Strangely, 15 seems to be my year for responsibility, being made Prefect ( as the only one who applied for Environment, my "friends" never fail to point out how worthless it is and how wonderful their Geography prefectship is because they had 50 people for 6 posts. Fuckers), Form Captain, and Student Council representative in quick succession. Very odd for someone who seems to have racked up more detentions than her entire year combined, and the only person to have seen (read: dragged off to) every Progress Manager (Guidance Counsellors on acid) the year has had. I've now got more badges than a Scout. And yet having an article published in CoN is still a greater honour than being given a shiny bit of metal attached to you (you hear one complaint about the canteen prices and the water fountain pressure, you heard them all).

And of course, the situation with one's friends only intensifies at 15, because you've had another year in which to piss each other off. And, being 15, the hormones only get upped, honestly, for those of you too old to remember it, it's your body's answer to LSD. I swear I have to be hallucinating my friend growing six feet tall and turning into a fire-breathing dragon ready to burn my head to a cinder because of a comment like "I don't like your hair", surely?

The stand-off with Ruth described at the end of "Why I hate being 14" was only resolved as I, wracked by guilt (being the moral upstanding person that I am, no really, I am, oh screw you), confessed that I had hacked her e-mail account and had read all of her personal mail over the summer (including some stuff from David that no-one beyond Ruth should ever have seen, I am still scrubbing my retinas daily). As it turned out, we needn't have fallen out, because she dumped him several months later, citing "Oh God he drives me up the wall, he's so bloody annoying!" Apparently she is too ticklish to enjoy being felt up. One wonders how she intends to have children, if her partner can't get anywhere near her without her calling me to moan about him.

Ruth is still the mad hypocritical basket case she always has been, sans the religion (three years in my company is now enough to turn most people atheist). I'm just too depressed most of the time to care about it. It's hard to believe that someone can maintain such a level of worry, but Ruth manages to make the transition from one terrifying I-can't-sleep-at-nights-and-have-permanent-stomach-ache-from-stress problem to another seamlessly. Whether it's exams ("I know I've never got less than 70% in any exam I've ever taken and regularly beat you, Sarah, in every test, but I still might fail!"), or this bloody World Challenge ("Ruth, want to go to S. Africa for a month where you can get shot at and caught up in religious wars, and if you're really lucky, mauled by wild animals?" "Hell, yeah!" "You've got twelve months to raise ?3000." "Sarah..."), Ruth never fails to worry ceaselessly about it. She even worries about whether she being a good enough friend to me! Oh, the irony, the bitter irony. Gah.

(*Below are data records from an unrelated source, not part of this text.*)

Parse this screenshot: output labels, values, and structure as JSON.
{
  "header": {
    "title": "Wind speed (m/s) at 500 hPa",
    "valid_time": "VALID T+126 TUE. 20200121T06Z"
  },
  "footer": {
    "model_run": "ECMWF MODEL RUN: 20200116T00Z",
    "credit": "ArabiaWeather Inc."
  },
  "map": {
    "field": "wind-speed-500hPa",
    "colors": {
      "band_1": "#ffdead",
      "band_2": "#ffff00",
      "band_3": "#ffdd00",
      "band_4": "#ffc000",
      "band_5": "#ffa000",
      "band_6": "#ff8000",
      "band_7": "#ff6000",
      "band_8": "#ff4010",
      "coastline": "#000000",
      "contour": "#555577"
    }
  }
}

Annabel is no longer the nutball she was, as she lost interest in her one true love(but not her hatred for the four-footer, who is more in love than ever, apparently, which would be quite endearing if both my friends this time last year hadn't been in "love" and championing the messes that were their beaus), and although she still says occasionally she'd quite like to fuck him, or indeed anyone male in the vicinity (interesting point, if a boy steps into our all-girls school, he is immediately mobbed by sex-mad teenagers trying to touch him, while the mere sex-deprived glower in the background, wishing they had the courage to become sex-mad), we think this is down to a mixture of hormones and her being stark staring bonkers than actually wanting to fuck the human orang-utan hybrid (imagine hair, EVERYWHWERE, but stylishly trimmed, and Frodo eyes). Still lying, still dancing, she just does it in this season's shoes (I shall never forget the look on her face when I told her I had no idea what Burberry was).

I guess, in the end, we're just three people (well, one person, one neurotic, and Annabel) struggling through life. I just wish I could drive.